Robinson Alternative Yield Pre-Merger SPAC ETF
In accordance with Rule 22e-4 under the Investment Company Act of 1940, as amended (“Rule 22e-4”), Tidal ETF Trust (the “Trust”), on behalf of its series, the Robinson Alternative Yield Pre-Merger SPAC ETF (the “Fund”), has adopted and implemented a liquidity risk management program (the “Program”). The Program seeks to promote effective liquidity risk management for the Fund and to protect the Fund’s shareholders from dilution of their interests. The Trust’s Board of Trustees (the “Board”) has approved the designation of Tidal Investments LLC (f/k/a Toroso Investments, LLC,) the Fund’s investment adviser, as the program administrator (the “Program Administrator”). The Program Administrator has further delegated administration of the Program to a member of its compliance team. The Program Administrator has also delegated certain responsibilities under the Program to the investment sub-adviser of the Fund; however, the Program Administrator remains responsible for the overall administration and operation of the Program. The Program Administrator is required to provide a written annual report to the Board regarding the adequacy and effectiveness of the Program, including the operation of the highly liquid investment minimum, if applicable, and any material changes to the Program.

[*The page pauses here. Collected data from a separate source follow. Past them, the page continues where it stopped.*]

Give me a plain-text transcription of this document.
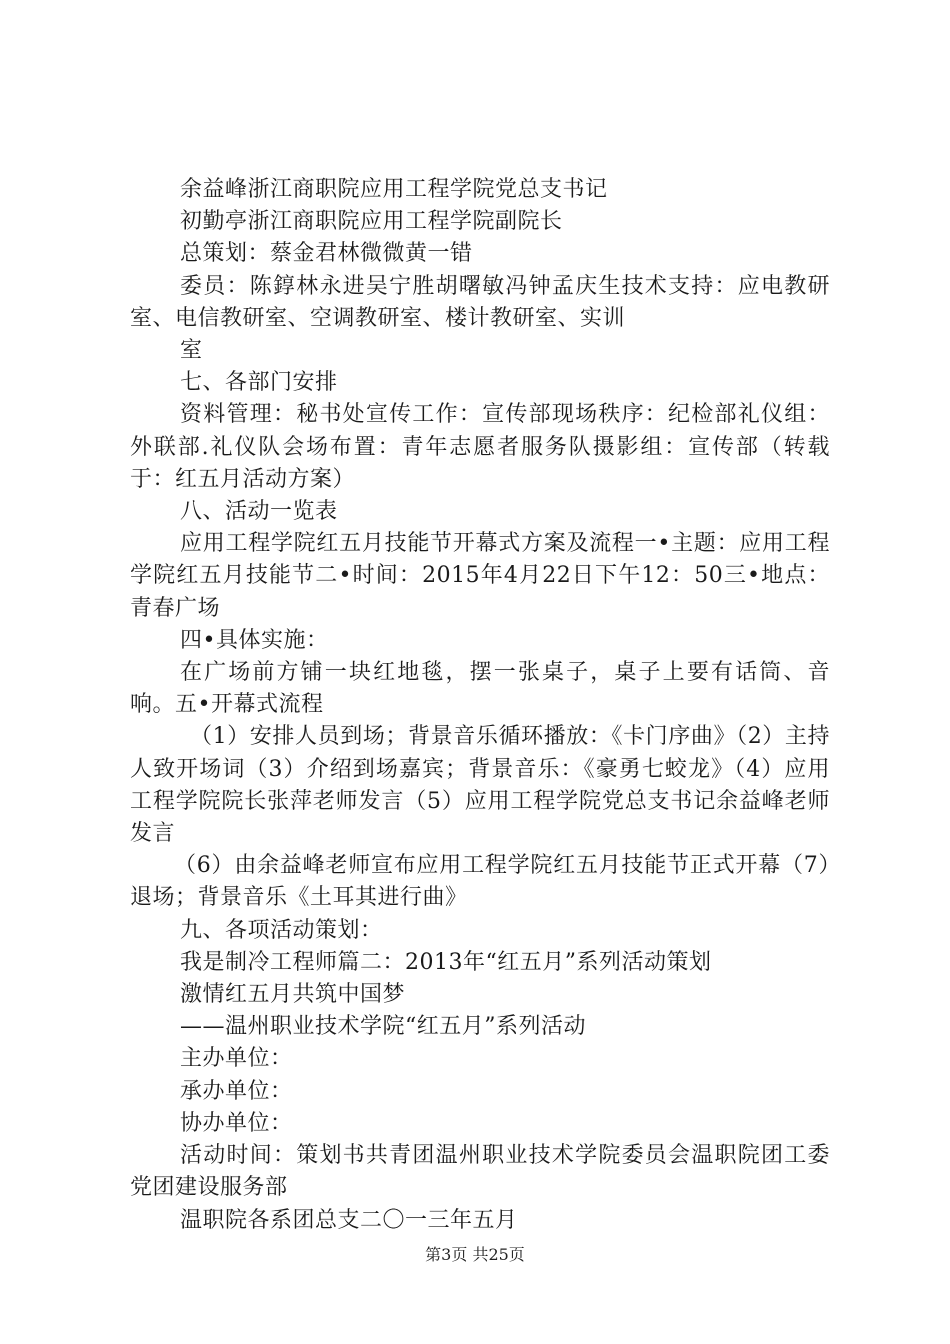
余益峰浙江商职院应用工程学院党总支书记

初勤亭浙江商职院应用工程学院副院长

总策划：蔡金君林微微黄一错

委员：陈錞林永进吴宁胜胡曙敏冯钟孟庆生技术支持：应电教研室、电信教研室、空调教研室、楼计教研室、实训

室

七、各部门安排

资料管理：秘书处宣传工作：宣传部现场秩序：纪检部礼仪组：外联部.礼仪队会场布置：青年志愿者服务队摄影组：宣传部（转载于：红五月活动方案）

八、活动一览表

应用工程学院红五月技能节开幕式方案及流程一•主题：应用工程学院红五月技能节二•时间：2015年4月22日下午12：50三•地点：青春广场

四•具体实施：

在广场前方铺一块红地毯，摆一张桌子，桌子上要有话筒、音响。五•开幕式流程

（1）安排人员到场；背景音乐循环播放：《卡门序曲》（2）主持人致开场词（3）介绍到场嘉宾；背景音乐：《豪勇七蛟龙》（4）应用工程学院院长张萍老师发言（5）应用工程学院党总支书记余益峰老师发言

（6）由余益峰老师宣布应用工程学院红五月技能节正式开幕（7）退场；背景音乐《土耳其进行曲》

九、各项活动策划：

我是制冷工程师篇二：2013年“红五月”系列活动策划

激情红五月共筑中国梦

——温州职业技术学院“红五月”系列活动

主办单位：

承办单位：

协办单位：

活动时间：策划书共青团温州职业技术学院委员会温职院团工委党团建设服务部

温职院各系团总支二〇一三年五月

第3页 共25页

On August 24, 2023, the Board reviewed the Program Administrator’s written annual report for the period October 1, 2022 through June 30, 2023 (the “Report”). The Program assesses liquidity risk under both normal and reasonably foreseeable stressed market conditions. The risk is managed by monitoring the degree of liquidity of a fund’s investments, limiting the amount of illiquid investments and utilizing various risk management tools and facilities available to a fund, among other means. The Trust has engaged the services of ICE Data Services, Inc., a third-party vendor, to provide daily portfolio investment classification services to assist in the Program Administrator’s assessment. The Report noted that no highly liquid investment minimum is required for the Fund because the Fund is classified as an In-Kind ETF (as defined under Rule 22e-4). The Report noted that there were no breaches of the restrictions on acquiring or holding greater than 15% illiquid investments of the Fund during the review period. The Report confirmed that the Fund’s investment strategy remained appropriate for an open-end fund and that the Fund was able to meet requests for redemptions without significant dilution of remaining investors’ interests in the Fund. The Report noted that no material changes had been made to the Program during the review period. The Program Administrator determined that the Program complies with the requirements of Rule 22e-4 and is reasonably designed and operating effectively.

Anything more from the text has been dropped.